Tesla Misses Q4 Estimates as Car Sales Drop, But Musk Bets Big on Self-Driving

Tesla’s latest earnings report disappointed Wall Street, raising concerns about the company’s growth.

The electric vehicle (EV) giant reported lower-than-expected revenue and a sharp decline in profit, leaving investors questioning its long-term strategy.

However, CEO Elon Musk remains focused on the future, emphasizing self-driving technology as the key to Tesla’s next phase of growth.

Tesla Misses Q4 Targets as Automotive Revenue Declines

Tesla failed to meet Wall Street’s expectations in Q4, as lower car prices and weakening demand took a toll on revenue.

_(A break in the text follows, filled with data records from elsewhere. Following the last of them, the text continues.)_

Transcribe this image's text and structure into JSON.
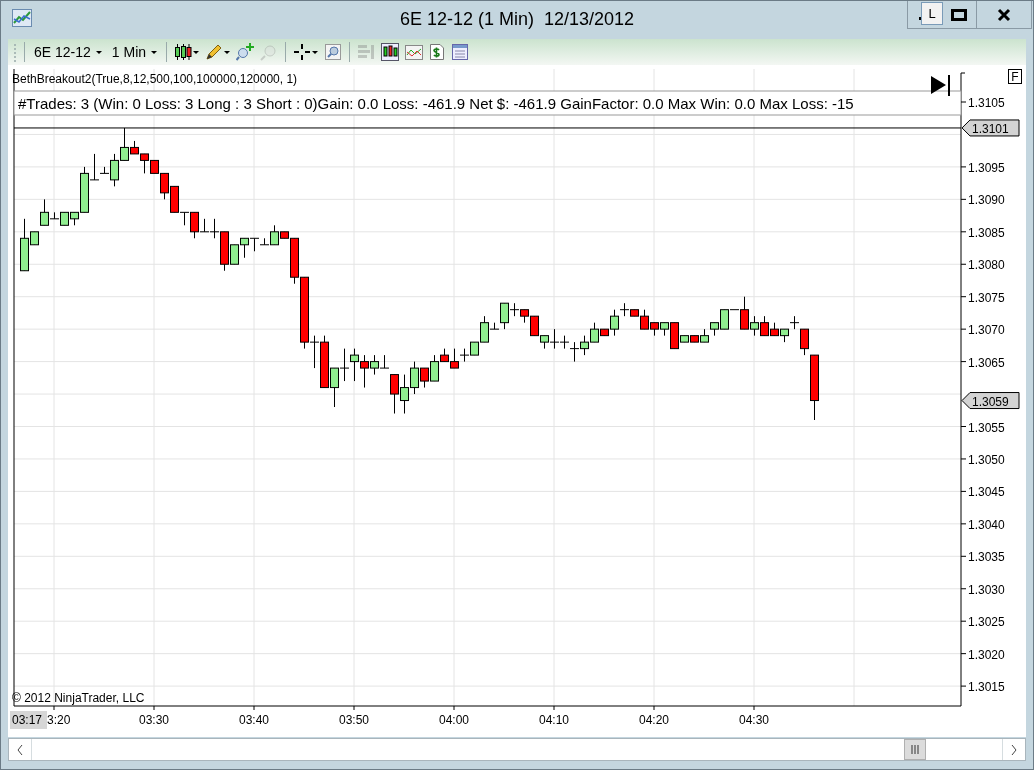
{
  "window": {
    "title": "6E 12-12 (1 Min)  12/13/2012",
    "hint": "L"
  },
  "toolbar": {
    "items": [
      {
        "kind": "grip"
      },
      {
        "kind": "separator"
      },
      {
        "kind": "dropdown",
        "label": "6E 12-12"
      },
      {
        "kind": "dropdown",
        "label": "1 Min"
      },
      {
        "kind": "separator"
      },
      {
        "kind": "candles",
        "has_menu": true,
        "disabled": false
      },
      {
        "kind": "pencil",
        "has_menu": true,
        "disabled": false
      },
      {
        "kind": "zoomin",
        "has_menu": false,
        "disabled": false
      },
      {
        "kind": "zoomout",
        "has_menu": false,
        "disabled": true
      },
      {
        "kind": "separator"
      },
      {
        "kind": "crosshair",
        "has_menu": true,
        "disabled": false
      },
      {
        "kind": "magnifier",
        "has_menu": false,
        "disabled": false
      },
      {
        "kind": "separator"
      },
      {
        "kind": "databox",
        "has_menu": false,
        "disabled": true
      },
      {
        "kind": "candlechart",
        "has_menu": false,
        "disabled": false
      },
      {
        "kind": "linechart",
        "has_menu": false,
        "disabled": false
      },
      {
        "kind": "dollar",
        "has_menu": false,
        "disabled": false
      },
      {
        "kind": "properties",
        "has_menu": false,
        "disabled": false
      }
    ]
  },
  "chart": {
    "indicator": "BethBreakout2(True,8,12,500,100,100000,120000, 1)",
    "stats": "#Trades: 3 (Win: 0 Loss: 3 Long : 3 Short : 0)Gain: 0.0 Loss: -461.9 Net $: -461.9 GainFactor: 0.0 Max Win: 0.0 Max Loss: -15",
    "panel_button": "F",
    "y_labels": [
      "1.3105",
      "1.3095",
      "1.3090",
      "1.3085",
      "1.3080",
      "1.3075",
      "1.3070",
      "1.3065",
      "1.3055",
      "1.3050",
      "1.3045",
      "1.3040",
      "1.3035",
      "1.3030",
      "1.3025",
      "1.3020",
      "1.3015"
    ],
    "price_markers": [
      {
        "label": "1.3101",
        "kind": "line"
      },
      {
        "label": "1.3059",
        "kind": "last"
      }
    ],
    "start_marker": "03:17",
    "first_label": "3:20",
    "x_labels": [
      "03:30",
      "03:40",
      "03:50",
      "04:00",
      "04:10",
      "04:20",
      "04:30"
    ],
    "copyright": "© 2012 NinjaTrader, LLC"
  }
}
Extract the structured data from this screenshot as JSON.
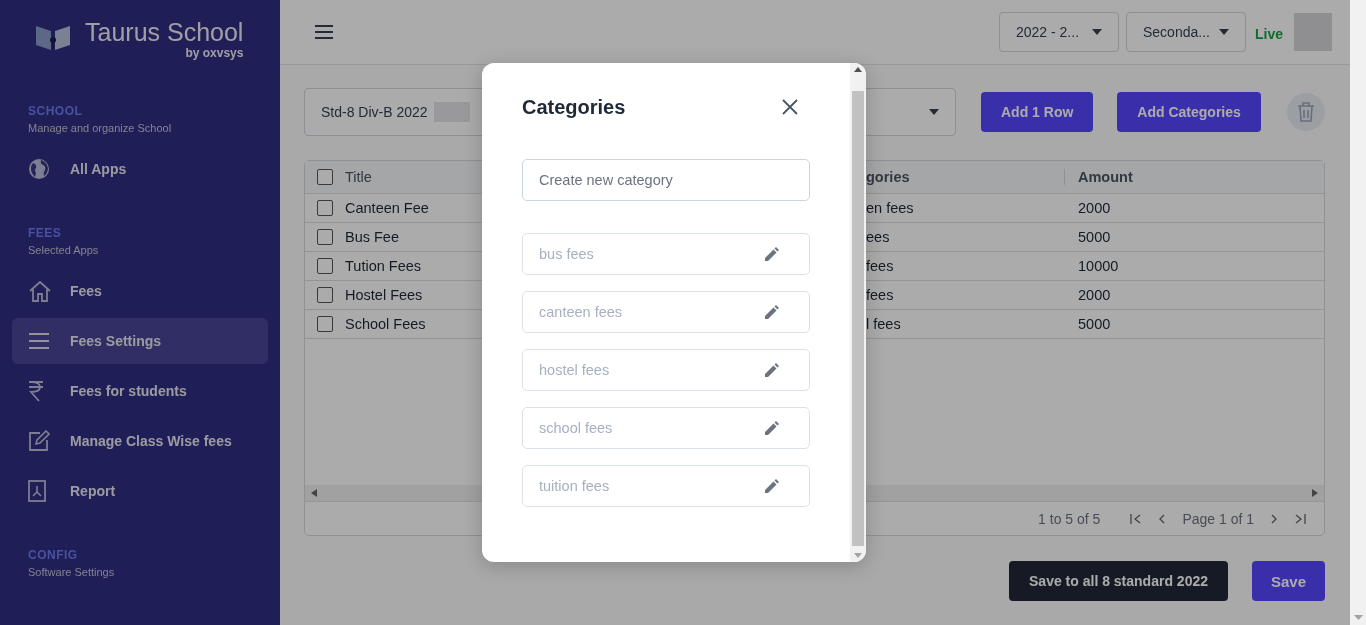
{
  "sidebar": {
    "brand": {
      "name": "Taurus School",
      "byline": "by oxvsys"
    },
    "sections": [
      {
        "title": "SCHOOL",
        "subtitle": "Manage and organize School",
        "items": [
          {
            "label": "All Apps",
            "selected": false
          }
        ]
      },
      {
        "title": "FEES",
        "subtitle": "Selected Apps",
        "items": [
          {
            "label": "Fees",
            "selected": false
          },
          {
            "label": "Fees Settings",
            "selected": true
          },
          {
            "label": "Fees for students",
            "selected": false
          },
          {
            "label": "Manage Class Wise fees",
            "selected": false
          },
          {
            "label": "Report",
            "selected": false
          }
        ]
      },
      {
        "title": "CONFIG",
        "subtitle": "Software Settings"
      }
    ]
  },
  "header": {
    "year_select": "2022 - 2...",
    "level_select": "Seconda...",
    "status": "Live"
  },
  "toolbar": {
    "class_select": "Std-8 Div-B 2022",
    "buttons": [
      "Add 1 Row",
      "Add Categories"
    ]
  },
  "table": {
    "columns": [
      "Title",
      "gories",
      "Amount"
    ],
    "all_checked": false,
    "rows": [
      {
        "checked": false,
        "title": "Canteen Fee",
        "category": "en fees",
        "amount": "2000"
      },
      {
        "checked": false,
        "title": "Bus Fee",
        "category": "ees",
        "amount": "5000"
      },
      {
        "checked": false,
        "title": "Tution Fees",
        "category": "fees",
        "amount": "10000"
      },
      {
        "checked": false,
        "title": "Hostel Fees",
        "category": "fees",
        "amount": "2000"
      },
      {
        "checked": false,
        "title": "School Fees",
        "category": "l fees",
        "amount": "5000"
      }
    ],
    "range": "1 to 5 of 5",
    "page": "Page 1 of 1"
  },
  "actions": [
    "Save to all 8 standard 2022",
    "Save"
  ],
  "dialog": {
    "title": "Categories",
    "placeholder": "Create new category",
    "categories": [
      "bus fees",
      "canteen fees",
      "hostel fees",
      "school fees",
      "tuition fees"
    ]
  }
}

  • Earnings per share (EPS): 73 cents (adjusted) vs. 76 cents expected
  • Total revenue: $25.71 billion, missing the $27.26 billion estimate
  • Automotive revenue: $19.8 billion, down 8% from last year
  • Operating income: Dropped 23% to $1.6 billion
  • Net income: Plummeted 71% to $2.32 billion

Despite the disappointing figures, Musk urged investors to look beyond short-term struggles and focus on Tesla’s self-driving ambitions.

Tesla Misses Q4 Targets as Automotive Revenue Declines
From Tesla

Tesla Slashes Prices—But at What Cost?

Tesla aggressively cut vehicle prices in 2023 to stay competitive, but those discounts came at a steep cost.

The company sacrificed profit margins to maintain sales, particularly in China, where local EV makers like BYD continue to gain ground.

Tesla slashed prices across its lineup, especially for the best-selling Model Y. While this strategy boosted deliveries, it also squeezed profit margins.

The company’s gross margin dropped from 10.8 percent last quarter to just 6.2 percent, raising concerns about long-term profitability.

This price war isn’t just a temporary strategy—it reflects the growing competition in the EV space.

With Ford, General Motors, and Chinese automakers all ramping up their EV production, Tesla can no longer rely on brand loyalty alone to maintain dominance.

Musk Bets Big on Self-Driving Tech

While vehicle sales drive Tesla’s revenue today, Musk insists that self-driving technology is the company’s future.

He believes autonomous driving will turn Tesla into a software powerhouse rather than just a car manufacturer.

Tesla plans to launch a fully autonomous Full Self-Driving (FSD) service in Austin, Texas, by mid-2024.

Musk claims that major automakers are negotiating to license Tesla’s self-driving software

Tesla is preparing to enter the ride-hailing business, aiming to challenge Uber and Lyft with driverless robotaxis.

However, Tesla faces stiff competition. Companies like Waymo and WeRide have already deployed autonomous taxis in select cities.

Tesla, despite its bold promises, has yet to deliver a truly hands-free driving experience.

Musk Bets Big on Self-Driving Tech
From livemint.com

Investors React to Tesla’s Stock Volatility

Tesla’s stock initially dropped after the earnings report, but Musk’s optimism about self-driving helped fuel a small rebound.

  • Tesla shares climbed 4 percent in after-hours trading.
  • Meta (Facebook’s parent company) gained 2 percent despite cautious guidance.
  • Microsoft’s stock dropped over 4 percent due to weaker cloud revenue projections.

Despite the late recovery, many investors remain cautious. Tesla’s valuation has long been tied to its growth potential, and a slowdown in sales could shake confidence in the company’s ability to scale.

Final Thoughts

Tesla hasn’t provided a specific revenue forecast for 2024, but Musk insists that the company’s growth will resume.

The focus now shifts to reducing production costs, expanding self-driving capabilities, and navigating the EV price war.

With mounting competition and Musk’s increasingly divisive public persona, Tesla faces a critical year ahead.